Total surgical time ranged from 20–30 min for P15–16 mice and from 50–60 min for P56–60 mice. After all procedures, mice were placed on a heating pad for recovery and rubbed with bedding. P15–16 mice were returned to their mothers. Pain was controlled with buprenorphine (0.05 mg/kg) and flunixin meglumine (2.5 mg/kg) for 3 days. Recovery was closely monitored daily for at least 5 days post-operatively. All animals were operated on by one surgeon (HY). (Note: RWM inoculation was performed by excluding the canal fenestration procedure described above).

Auditory Testing

ABRs were recorded as described previously10. All mice were anesthetized with an intraperitoneal injection of ketamine (100 mg/kg) and xylazine (10 mg/kg). All recordings were conducted from both ears of all animals on a heating pad, and electrodes were placed subcutaneously in the vertex, underneath the left or right ear. Clicks were square pulses 100 ms in duration and tone bursts were 3 ms in length at distinct 8, 16, 24 and 32 kHz frequencies. ABRs were measured with BioSigRZ (Tucker-Davis Technologies, Alachua, FL) for both clicks and tone bursts, adjusting the stimulus levels in 5-decibel (dB) increments between 25–90 dB sound pressure levels (SPL) in both ears. Electrical signals were averaged over 512 repetitions. ABR threshold was defined as the lowest sound level at which a reproducible waveform could be observed. ABRs were measured 2 weeks after the injection. Responses from the contralateral ear, which did not undergo surgery, were used as controls.

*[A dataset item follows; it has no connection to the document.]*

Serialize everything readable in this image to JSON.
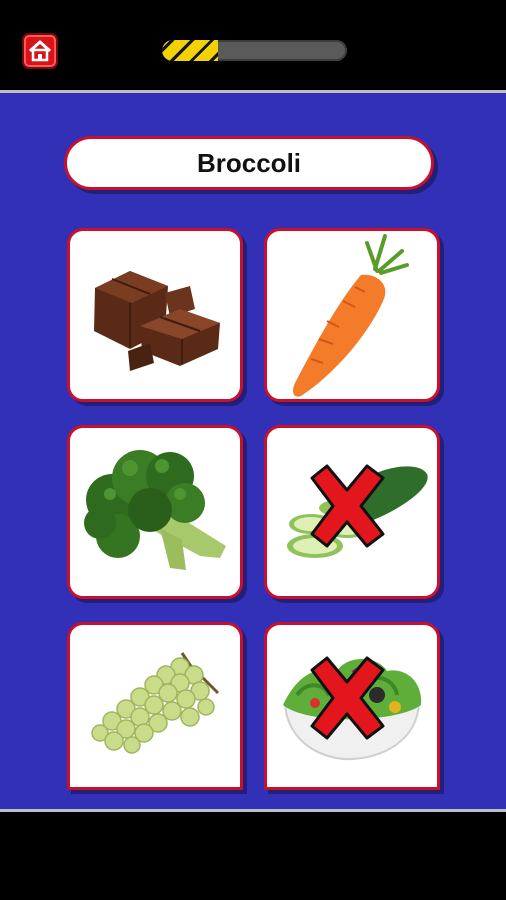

Fluorescence Microscopy and Immunohistochemistry

Bilateral inner ears, brain and cerebellum were harvested 2 weeks after the intravenous injection. Deeply anesthetized animals were perfused transcardially with 4% paraformaldehyde for 15 min. Each tissue was locally perfused and fixed in 4% paraformaldehyde for 1 h at 4 °C, rinsed in PBS, and stored at 4 °C in preparation for immunohistochemistry. Specimens were visualized with a dissection microscope and dissected for whole-mount analysis. In all of the cochlear and vestibular whole mounts, native eGFP signals were observed. Following infiltration using 0.3% Triton X-100 for 30 min and blocking with 5% normal goat serum for 1 h, tissues were incubated with rabbit polyclonal Myosin-VIIA antibody (#25–6790, Proteus Biosciences Inc., Ramona, CA) diluted 1:200 in PBS for 1 h. For cochlear tissues, fluorescence-labeled goat anti-rabbit IgG Alexa Fluor 568 (#A-11036, Thermo Fisher Scientific, Rockford, IL) in 1:500 dilution was used as a secondary antibody for 30 min. For vestibular tissues, fluorescence-labeled goat anti-rabbit IgG Alexa Fluor 647 (#A-21244, Thermo Fisher Scientific) in 1:500 dilution was used as a secondary antibody for 30 min. Filamentous actin was labeled by a 30 min incubation of phalloidin conjugated to Alexa Fluor 568 (#A12380, Thermo Fisher Scientific) in 1:100 dilution. Specimens were mounted in ProLong™ Diamond Antifade Mountant with DAPI (#P36962, Thermo Fisher Scientific) and observed with a Leica TCS SP8 confocal microscope (Leica Microsystems Inc., Bannockburn, IL).

Cell counts and transduction efficiency analysis

Cell counts and transduction efficiency analysis were performed as described previously5,10. Z stack images of whole mounts were collected at 10–20x on a Leica SP8 confocal microscope. Maximum intensity projections of z stacks were generated for each field of view, and images were prepared using LAS X (Leica Microsystems Inc.) to meet equal conditions. Inner hair cells with positive eGFP and overlapping Myo7a were counted per 400-μm sections per each turn for each specimen with ImageJ Cell Counter (NIH Image). The total number of HCs and GFP-positive HCs were summed and converted to a percentage. Any segments that contained dissection-related damage were omitted from the analysis.

Statistical Analysis

Cell-counting and ABR data are presented as mean and mean ± S.E.M, respectively. Statistical analysis was performed using Prism 7 software package (GraphPad, San Diego, CA). Two groups were compared using unpaired two-tailed Student’s t-test. For comparisons of more than two groups, one-way ANOVA was performed and followed by post-hoc test with Bonferroni correction of pairwise group differences. P < 0.05 was considered statistically significant.